Por fim o senhor governador se levantou. Por ordem do doutor Pedro Recio, deram a ele um pouco de frutas em conserva e quatro goles de água fria como desjejum, coisa que Sancho trocaria por um pedaço de pão e um cacho de uvas; mas, vendo que não tinha escolha, aguentou firme, para grande dor de sua alma e sofrimento de seu estômago. Pedro Recio levou-o a acreditar que os manjares escassos e delicados avivavam sua mente, que era o que mais convinha às pessoas que estavam no comando, em ofícios sérios, onde devem se aproveitar menos as forças físicas que as da inteligência.

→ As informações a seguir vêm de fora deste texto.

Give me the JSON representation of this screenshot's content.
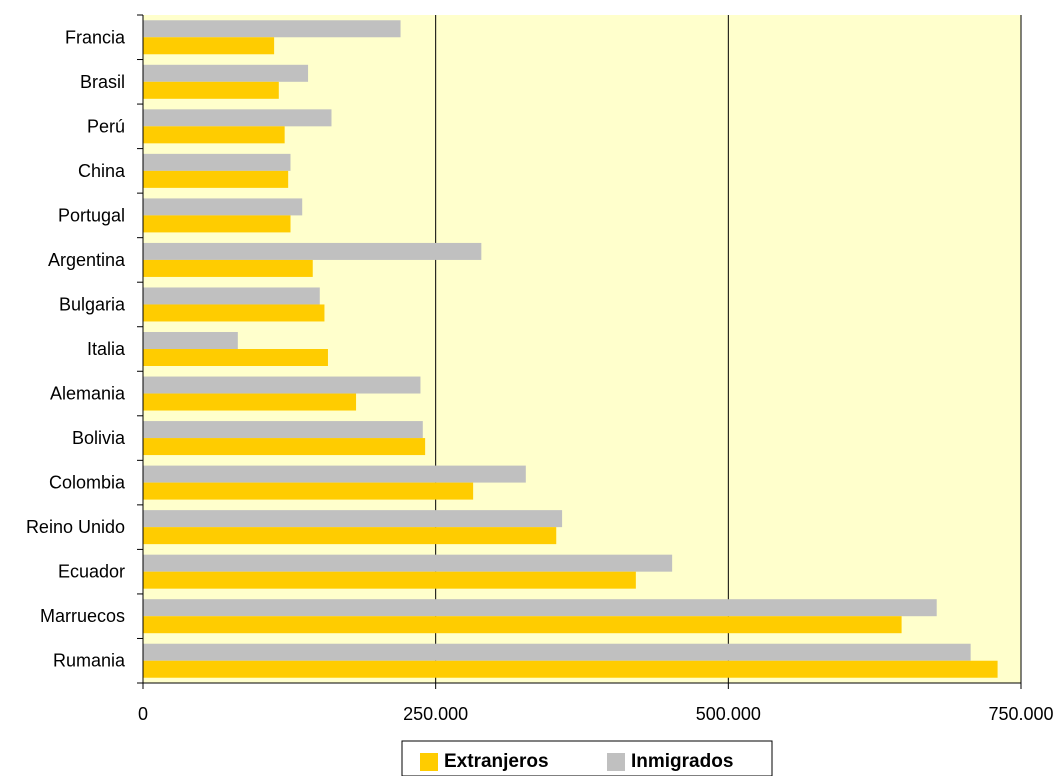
{
  "chart_data": {
    "type": "bar",
    "orientation": "horizontal",
    "title": "",
    "xlabel": "",
    "ylabel": "",
    "categories": [
      "Francia",
      "Brasil",
      "Perú",
      "China",
      "Portugal",
      "Argentina",
      "Bulgaria",
      "Italia",
      "Alemania",
      "Bolivia",
      "Colombia",
      "Reino Unido",
      "Ecuador",
      "Marruecos",
      "Rumania"
    ],
    "series": [
      {
        "name": "Extranjeros",
        "color": "#FFCC00",
        "values": [
          112000,
          116000,
          121000,
          124000,
          126000,
          145000,
          155000,
          158000,
          182000,
          241000,
          282000,
          353000,
          421000,
          648000,
          730000
        ]
      },
      {
        "name": "Inmigrados",
        "color": "#C0C0C0",
        "values": [
          220000,
          141000,
          161000,
          126000,
          136000,
          289000,
          151000,
          81000,
          237000,
          239000,
          327000,
          358000,
          452000,
          678000,
          707000
        ]
      }
    ],
    "xlim": [
      0,
      750000
    ],
    "x_ticks": [
      "0",
      "250.000",
      "500.000",
      "750.000"
    ],
    "x_tick_values": [
      0,
      250000,
      500000,
      750000
    ],
    "grid": "vertical",
    "plot_background": "#FFFFCC",
    "legend_position": "bottom"
  }
}
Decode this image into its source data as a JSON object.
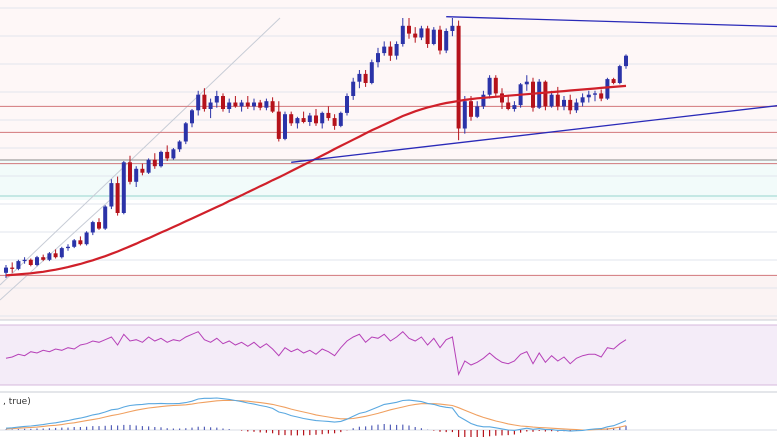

Com esse palavrório todo, Sancho passava tanta fome que em seu íntimo maldizia o governo e até mesmo quem o tinha dado; mas, com sua fome e com sua conserva, tratou dos julgamentos daquele dia. A primeira coisa que se apresentou foi uma pergunta que um forasteiro fez, estando presentes a tudo o administrador e os demais acólitos:

— Senhor, um rio caudaloso dividia uma mesma propriedade em duas partes, e esteja vossa mercê atento, porque o caso é muito importante e muito difícil... Bem, digo que sobre esse rio estava uma ponte, e ao cabo dela uma forca e uma casa de audiência, em que comumente havia quatro juízes que aplicavam a lei (estabelecida pelo dono do rio, da ponte e da propriedade), que rezava o seguinte: "Se alguém passar por esta ponte de um lado para o outro, deve dizer antes, sob juramento, aonde vai e por quê; se disser a verdade, deixem-no passar, mas, se mentir, deve morrer pendurado na forca que está ali, sem perdão algum". Conhecida a lei e sua aplicação rigorosa, muita gente passou a usar a ponte. Se os juízes viam que o sujeito dizia a verdade ao jurar, deixavam-no seguir livremente. Mas aconteceu um dia que um homem, depois de jurar, disse que por esse juramento ia morrer naquela forca que estava ali, não por outra coisa. Os juízes examinaram o juramento e disseram: "Se deixarmos esse homem passar livremente, mentiu ao jurar, e deve morrer, conforme a lei. Mas, se o enforcarmos, ele disse a verdade, ao jurar que iria morrer naquela forca, de modo que pela mesma lei deve ficar livre". Pede-se a vossa mercê, senhor governador, que diga o que devem os juízes fazer com esse homem, porque ainda estão surpresos e indecisos. Como tiveram notícias de sua grande e penetrante inteligência, enviaram-me para que suplicasse a vossa mercê que desse sua opinião sobre caso tão intrincado e duvidoso.

Sancho respondeu:

— Com certeza esses senhores juízes que vos enviaram a mim poderiam ter se poupado o incômodo, porque sou um homem que tem muito mais de ignorância que de argúcia; mas, mesmo assim, repeti outra vez o negócio de modo que eu o entenda. Talvez aí eu possa acertar o alvo.

O homem da pergunta contou de novo e de novo tudo o que tinha dito antes, e Sancho disse:

— Em minha opinião, pode-se resumir esse negócio em duas palavras: o tal homem jura que vai morrer na forca e, se morrer nela, jurou a verdade e pela lei merece ficar livre e passar pela ponte; mas, se o enforcarem, jurou mentira e, pela mesma lei, merece que o enforquem.

— É exatamente como o senhor governador diz — disse o mensageiro. — O senhor entendeu totalmente o caso, não há mais o que acrescentar nem esclarecer.

— Muito bem, então digo que deixem passar a metade desse homem que jurou a verdade — disse Sancho — e enforquem a metade que mentiu. Dessa maneira se cumprirá a lei ao pé da letra.